Wednesday 21 February 2018

Linux Kernel Module Growth

The Linux kernel grows at an amazing pace, each kernel release adds more functionality, more drivers and hence more kernel modules.  I recently wondered what the trend was for kernel module growth per release, so I performed module builds on kernels v2.6.24 through to v4.16-rc2 for x86-64 to get a better idea of growth rates:


..as one can see, the rate of growth is relatively linear with about 89 modules being added to each kernel release, which is not surprising as the size of the kernel is growing at a fairly linear rate too.  It is interesting to see that the number of modules has easily more than tripled in the 10 years between v2.6.24 and v4.16-rc2,  with a rate of about 470 new modules per year. At this rate, Linux will see the 10,000th module land in around the year 2025.

Saturday 3 February 2018

stress-ng V0.09.15

It has been a while since my last post about stress-ng so I thought it would be useful to provide an update on the changes since V0.08.09.

I have been focusing on making stress-ng more portable so it can build with various versions of clang and gcc as well as run against a wide range of kernels.   The portability shims and config detection added to stress-ng allow it to build and run on a wide range of Linux systems, as well as GNU/HURD, Minix, Debian kFreeBSD, various BSD systems, OpenIndiana and OS X.

Enabling stress-ng to work on a wide range of architectures and kernels with a range of compiler versions has helped me to find and fix various corner case bugs.  Also, static analysis with a various set of tools has helped to drive up the code quality. As ever, I thoroughly recommend using static analysis tools on any project to find bugs.

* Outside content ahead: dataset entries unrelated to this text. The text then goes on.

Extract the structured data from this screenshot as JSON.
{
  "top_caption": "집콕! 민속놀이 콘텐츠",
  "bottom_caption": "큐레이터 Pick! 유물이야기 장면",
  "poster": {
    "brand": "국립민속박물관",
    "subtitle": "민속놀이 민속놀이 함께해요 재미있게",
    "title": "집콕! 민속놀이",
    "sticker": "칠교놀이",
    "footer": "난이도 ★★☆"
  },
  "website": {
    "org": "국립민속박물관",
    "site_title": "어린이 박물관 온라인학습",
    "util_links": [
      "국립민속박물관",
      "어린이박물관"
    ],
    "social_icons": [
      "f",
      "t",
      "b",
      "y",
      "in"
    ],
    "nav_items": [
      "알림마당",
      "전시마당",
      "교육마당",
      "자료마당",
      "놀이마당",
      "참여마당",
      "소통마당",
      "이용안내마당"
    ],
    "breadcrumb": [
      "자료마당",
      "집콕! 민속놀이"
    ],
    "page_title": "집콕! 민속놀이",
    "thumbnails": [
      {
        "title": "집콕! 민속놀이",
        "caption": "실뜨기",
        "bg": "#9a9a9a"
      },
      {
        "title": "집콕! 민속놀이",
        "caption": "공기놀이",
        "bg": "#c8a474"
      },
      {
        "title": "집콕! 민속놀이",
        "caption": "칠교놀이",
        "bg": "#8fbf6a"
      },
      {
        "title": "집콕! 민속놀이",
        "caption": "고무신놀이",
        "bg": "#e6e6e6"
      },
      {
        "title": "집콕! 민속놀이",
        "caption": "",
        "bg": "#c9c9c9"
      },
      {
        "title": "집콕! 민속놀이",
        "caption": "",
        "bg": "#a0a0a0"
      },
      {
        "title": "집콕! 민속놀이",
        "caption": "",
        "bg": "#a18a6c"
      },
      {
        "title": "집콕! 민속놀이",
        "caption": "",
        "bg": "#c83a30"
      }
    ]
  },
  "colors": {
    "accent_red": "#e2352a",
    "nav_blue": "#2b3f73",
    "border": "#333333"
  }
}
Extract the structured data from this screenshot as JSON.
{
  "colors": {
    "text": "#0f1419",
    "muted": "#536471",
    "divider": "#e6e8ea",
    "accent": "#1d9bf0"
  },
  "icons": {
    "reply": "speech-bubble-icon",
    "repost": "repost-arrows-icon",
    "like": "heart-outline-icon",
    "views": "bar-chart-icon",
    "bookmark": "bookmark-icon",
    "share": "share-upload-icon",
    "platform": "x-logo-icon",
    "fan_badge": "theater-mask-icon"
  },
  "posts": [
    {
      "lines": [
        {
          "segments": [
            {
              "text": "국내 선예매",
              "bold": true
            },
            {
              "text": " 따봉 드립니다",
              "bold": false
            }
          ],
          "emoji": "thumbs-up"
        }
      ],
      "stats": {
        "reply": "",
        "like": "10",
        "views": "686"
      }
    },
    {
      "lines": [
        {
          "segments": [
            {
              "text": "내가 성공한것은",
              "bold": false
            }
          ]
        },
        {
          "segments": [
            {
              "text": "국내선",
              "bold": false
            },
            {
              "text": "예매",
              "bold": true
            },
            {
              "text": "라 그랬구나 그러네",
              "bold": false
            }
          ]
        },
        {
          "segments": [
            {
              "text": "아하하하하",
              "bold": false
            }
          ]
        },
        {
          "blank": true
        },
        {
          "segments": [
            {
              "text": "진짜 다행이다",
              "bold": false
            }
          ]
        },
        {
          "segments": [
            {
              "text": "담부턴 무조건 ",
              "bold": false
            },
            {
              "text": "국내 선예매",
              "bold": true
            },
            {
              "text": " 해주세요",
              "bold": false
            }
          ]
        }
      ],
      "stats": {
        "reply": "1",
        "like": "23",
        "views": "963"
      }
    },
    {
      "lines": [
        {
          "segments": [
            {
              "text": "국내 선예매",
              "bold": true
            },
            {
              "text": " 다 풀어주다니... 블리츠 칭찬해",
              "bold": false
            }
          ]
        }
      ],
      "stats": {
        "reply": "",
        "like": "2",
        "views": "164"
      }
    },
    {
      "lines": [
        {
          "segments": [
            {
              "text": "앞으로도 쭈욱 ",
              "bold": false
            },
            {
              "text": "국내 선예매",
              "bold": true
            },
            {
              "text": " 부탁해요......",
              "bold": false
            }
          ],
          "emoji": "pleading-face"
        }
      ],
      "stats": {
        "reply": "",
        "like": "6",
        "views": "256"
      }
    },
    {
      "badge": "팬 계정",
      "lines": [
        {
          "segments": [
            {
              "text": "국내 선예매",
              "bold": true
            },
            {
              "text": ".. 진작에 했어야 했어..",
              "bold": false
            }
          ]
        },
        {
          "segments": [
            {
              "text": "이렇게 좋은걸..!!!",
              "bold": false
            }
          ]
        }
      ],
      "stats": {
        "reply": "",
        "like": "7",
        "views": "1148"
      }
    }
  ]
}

Since V0.08.09 I've added the following stressors:
  • inode-flags  - (using the FS_IOC_GETFLAGS/FS_IOC_SETFLAGS ioctl, see ioctl_iflags(2) for more details.
  • sockdiag - exercise the Linux sock_diag netlink socket diagnostics
  • branch - exercise branch prediction
  • swap - exercise adding and removing variously sized swap partitions
  • ioport - exercise I/O port read/writes to try and cause CPU I/O bus delays
  • hrtimers - high resolution timer stressor
  • physpage - exercise the lookup of a physical page address and page count of a virtual page
  • mmapaddr - mmap pages to randomly unused VM addresses and exercise mincore and segfault handling
  • funccall - exercise function calling with a range of function arguments types and sizes, for benchmarking stack/CPU/cache and compiler.
  • tree - BSD tree (red/black and splay) stressor, good for exercising memory/cache
  • rawdev - exercise raw block device I/O reads
  • revio - reverse file offset random writes, causes lots of fragmentation and hence many file extents
  • mmap-fixed - stress fixed address mmaps, with a wide range of VM addresses
  • enosys - exercise a wide range of random system call numbers that are not wired up, hence generating ENOSYS errors
  • sigpipe - stress SIGPIPE signal generation and handling
  • vm-addr - exercise a wide range of VM addresses for fixed address mmaps with thorough address bit patterns stressing
Stress-ng has nearly 200 stressors and many of these have various stress methods than can be selected to perform specific stress testing.  These are all documented in the manual.  I've also updated the stress-ng project page with various links to academic papers and presentations that have used stress-ng in various ways to stress computer systems.  It is useful to find out how stress-ng is being used so that I can shape this tool in the future.

As ever, patches for fixes and improvements are always appreciated.  Keep on stressing!